The imperialist countries also issued banknotes in China.Most of these foreign banknotes, except for a few, have no guarantee of issuance.During World War I and the economic crisis in the early 1930s, the Western economy was in a downturn, and even foreign banks in China closed down one after another. The banknotes they issued in China became waste paper.More than ten years after the Opium War, Hong Kong Liru Bank first set up branches in Guangzhou and Shanghai to issue banknotes.Then, British banks such as Macquarie and HSBC also successively set up branches in Shanghai and other commercial ports to issue banknotes.HSBC also monopolized Shanghai's financial market and foreign exchange market, controlled Shanghai's import and export trade and commodity markets, and even influenced China's political situation at that time.Banks such as Citibank and Federal Reserve Bank of the United States, Agricole Bank of France, the National Bank of Tsarist Russia and the Sino-Russian Daosheng Bank, and Yokohama Shokin of Japan all issued banknotes circulating in China, forming a sphere of influence.Britain and the United States controlled the middle and lower reaches of the Yangtze River with Shanghai as the center, Tsarist Russia occupied Northeast China, Mongolia and Xinjiang, France controlled Yungui, Germany controlled Jiaodong, and Japan controlled Fujian and Liaodong.After that, the American power expanded day by day. After the Second World War, the US dollar dominated the situation, manipulating the political situation and financial activities behind the scenes.
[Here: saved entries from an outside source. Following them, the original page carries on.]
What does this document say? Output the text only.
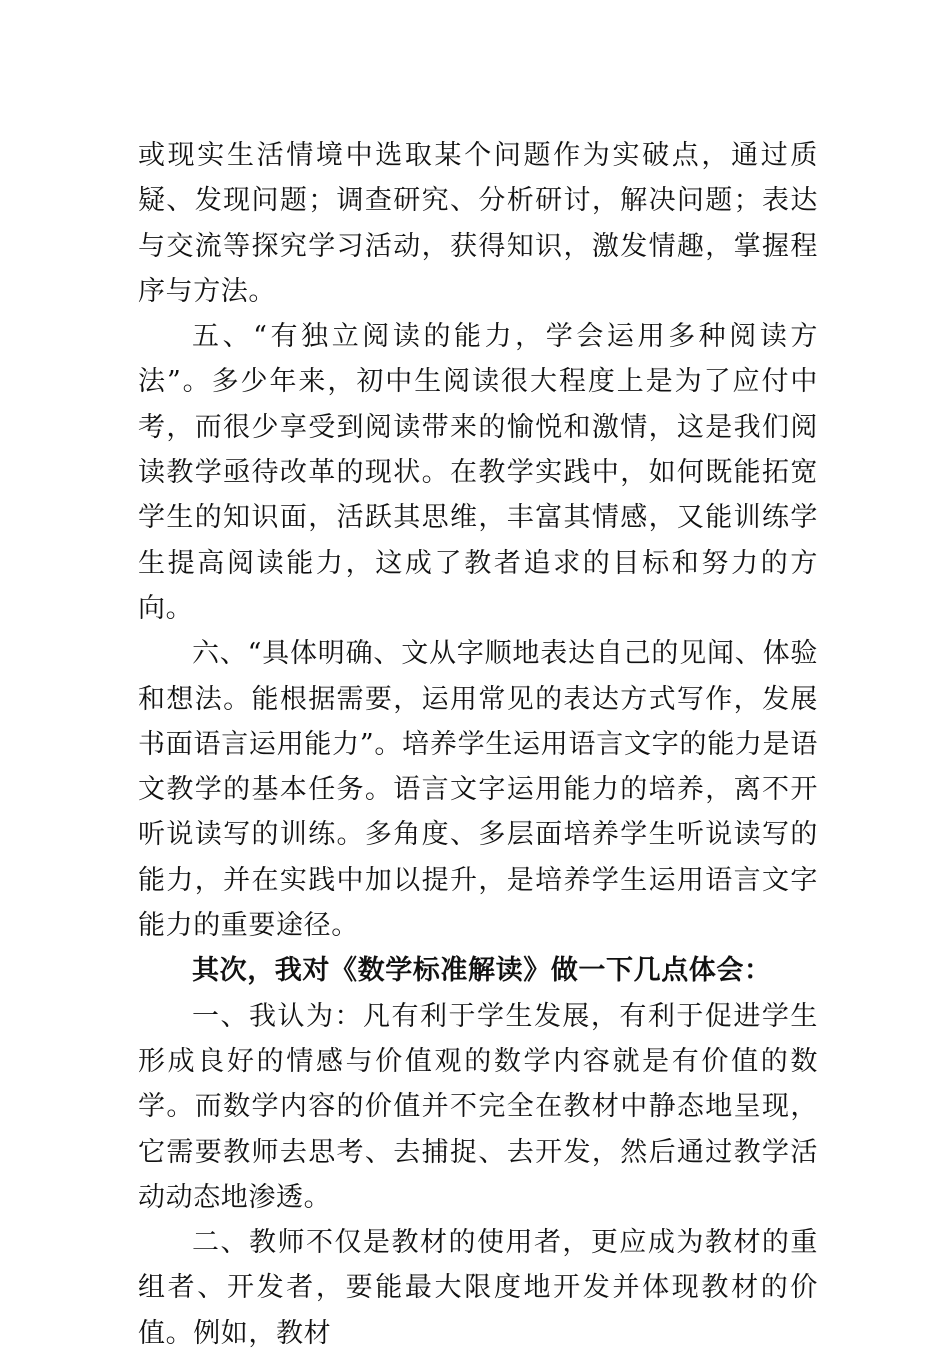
或现实生活情境中选取某个问题作为实破点，通过质疑、发现问题；调查研究、分析研讨，解决问题；表达与交流等探究学习活动，获得知识，激发情趣，掌握程序与方法。

五、“有独立阅读的能力，学会运用多种阅读方法”。多少年来，初中生阅读很大程度上是为了应付中考，而很少享受到阅读带来的愉悦和激情，这是我们阅读教学亟待改革的现状。在教学实践中，如何既能拓宽学生的知识面，活跃其思维，丰富其情感，又能训练学生提高阅读能力，这成了教者追求的目标和努力的方向。

六、“具体明确、文从字顺地表达自己的见闻、体验和想法。能根据需要，运用常见的表达方式写作，发展书面语言运用能力”。培养学生运用语言文字的能力是语文教学的基本任务。语言文字运用能力的培养，离不开听说读写的训练。多角度、多层面培养学生听说读写的能力，并在实践中加以提升，是培养学生运用语言文字能力的重要途径。

其次，我对《数学标准解读》做一下几点体会：

一、我认为：凡有利于学生发展，有利于促进学生形成良好的情感与价值观的数学内容就是有价值的数学。而数学内容的价值并不完全在教材中静态地呈现，它需要教师去思考、去捕捉、去开发，然后通过教学活动动态地渗透。

二、教师不仅是教材的使用者，更应成为教材的重组者、开发者，要能最大限度地开发并体现教材的价值。例如，教材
In the 1930s and during the Anti-Japanese War, Japanese imperialism not only issued banknotes indiscriminately in the Japanese banks in the areas it occupied, but also made the puppet Manchukuo, Puppet Mongolia, Puppet North China, Puppet Jidong, and Wang Puppet traitors supported by it The gang issued a variety of counterfeit banknotes and military tickets, including the Chinese people.According to preliminary estimates, from November 1938 to the end of 1941, Japan issued military bills in China equivalent to 3 billion taels of Chinese silver, and Korean silver dollar banknotes were equivalent to more than 2.4 billion taels of silver.In the later period of the Anti-Japanese War, the counterfeit Japanese banknotes were distributed even more frantically, and cruelly plundered the Chinese people.